Posted on July 20, 2015

Paper: Most US-Mexico Border Smugglers Are Americans

Newsmax, July 18, 2015

The smuggling of migrants across the U.S.-Mexico border relies heavily on American labor, the Pittsburgh Tribune-Review found in an eight-month investigation that paints a portrait of the network of smugglers known as “coyotes.”

Three out of every five convicted smugglers are U.S. citizens, according to an analysis by the newspaper of 3,254 federal trafficking convictions during 2013 and 2014 in federal courts in the southern stretches of Texas, New Mexico, Arizona and California.

The typical coyote is a white American man of Hispanic descent, 34 years old, with little schooling, the Tribune-Review reported Saturday as it began a week-long series on human smuggling across the U.S.-Mexico border. Many are unemployed or do the work to pick up extra money.

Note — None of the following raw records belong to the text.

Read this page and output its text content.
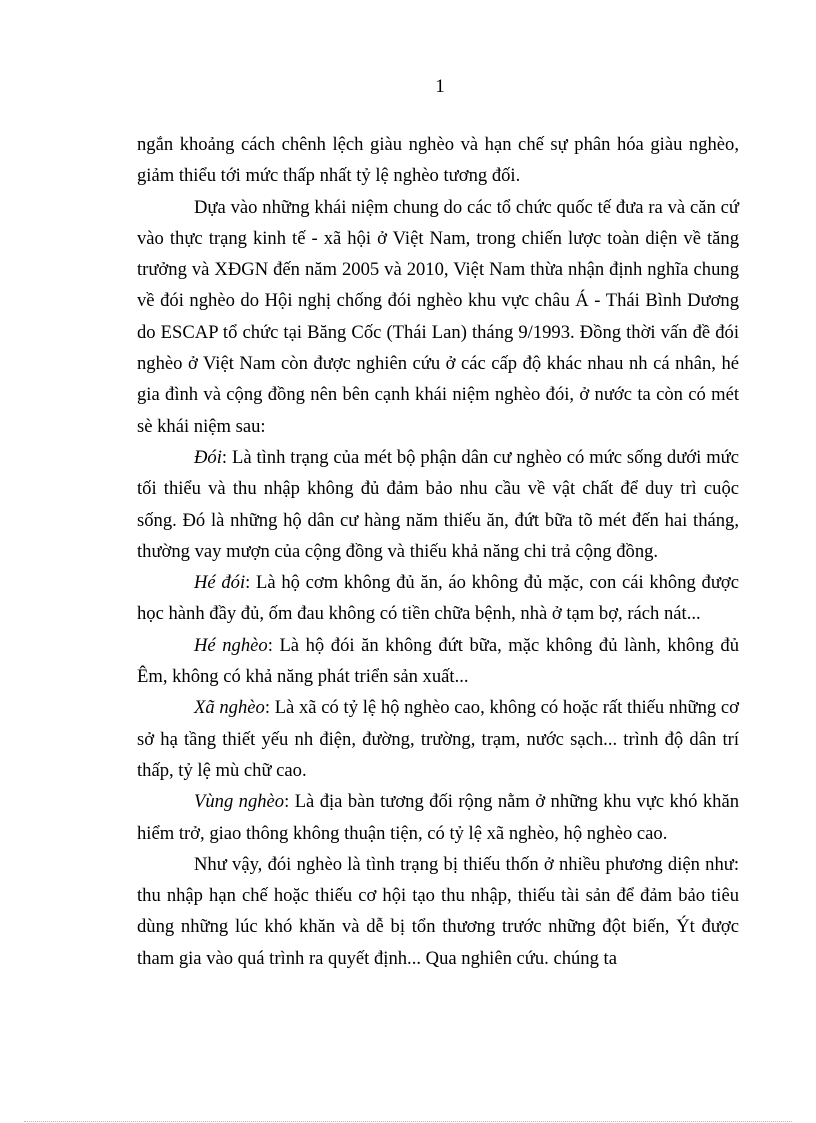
1

ngắn khoảng cách chênh lệch giàu nghèo và hạn chế sự phân hóa giàu nghèo, giảm thiểu tới mức thấp nhất tỷ lệ nghèo tương đối.

Dựa vào những khái niệm chung do các tổ chức quốc tế đưa ra và căn cứ vào thực trạng kinh tế - xã hội ở Việt Nam, trong chiến lược toàn diện về tăng trưởng và XĐGN đến năm 2005 và 2010, Việt Nam thừa nhận định nghĩa chung về đói nghèo do Hội nghị chống đói nghèo khu vực châu Á - Thái Bình Dương do ESCAP tổ chức tại Băng Cốc (Thái Lan) tháng 9/1993. Đồng thời vấn đề đói nghèo ở Việt Nam còn được nghiên cứu ở các cấp độ khác nhau nh cá nhân, hé gia đình và cộng đồng nên bên cạnh khái niệm nghèo đói, ở nước ta còn có mét sè khái niệm sau:

Đói: Là tình trạng của mét bộ phận dân cư nghèo có mức sống dưới mức tối thiểu và thu nhập không đủ đảm bảo nhu cầu về vật chất để duy trì cuộc sống. Đó là những hộ dân cư hàng năm thiếu ăn, đứt bữa tõ mét đến hai tháng, thường vay mượn của cộng đồng và thiếu khả năng chi trả cộng đồng.

Hé đói: Là hộ cơm không đủ ăn, áo không đủ mặc, con cái không được học hành đầy đủ, ốm đau không có tiền chữa bệnh, nhà ở tạm bợ, rách nát...

Hé nghèo: Là hộ đói ăn không đứt bữa, mặc không đủ lành, không đủ Êm, không có khả năng phát triển sản xuất...

Xã nghèo: Là xã có tỷ lệ hộ nghèo cao, không có hoặc rất thiếu những cơ sở hạ tầng thiết yếu nh điện, đường, trường, trạm, nước sạch... trình độ dân trí thấp, tỷ lệ mù chữ cao.

Vùng nghèo: Là địa bàn tương đối rộng nằm ở những khu vực khó khăn hiểm trở, giao thông không thuận tiện, có tỷ lệ xã nghèo, hộ nghèo cao.

Như vậy, đói nghèo là tình trạng bị thiếu thốn ở nhiều phương diện như: thu nhập hạn chế hoặc thiếu cơ hội tạo thu nhập, thiếu tài sản để đảm bảo tiêu dùng những lúc khó khăn và dễ bị tổn thương trước những đột biến, Ýt được tham gia vào quá trình ra quyết định... Qua nghiên cứu. chúng ta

Human smuggling is a labor-intensive industry, with about one coyote driving, feeding or guarding every three migrants entering the United States illegally, the newspaper found. Americans dominate key parts of the trade, especially jobs designed to circumnavigate the U.S. Customs and Border Protection dragnet that extends hundreds of miles inland from the border.

Four out of every five coyotes convicted of transporting migrants–or serving as “chequedores,” the scouts who spy on law enforcement so the drivers can avoid them–are Americans who earn a premium for both their birthright and the risks they’re willing to take.

The typical American fetches $840 per head unlawfully motoring migrants through Border Patrol checkpoints, where the likelihood of arrest is high, according to court records analyzed by the Tribune-Review.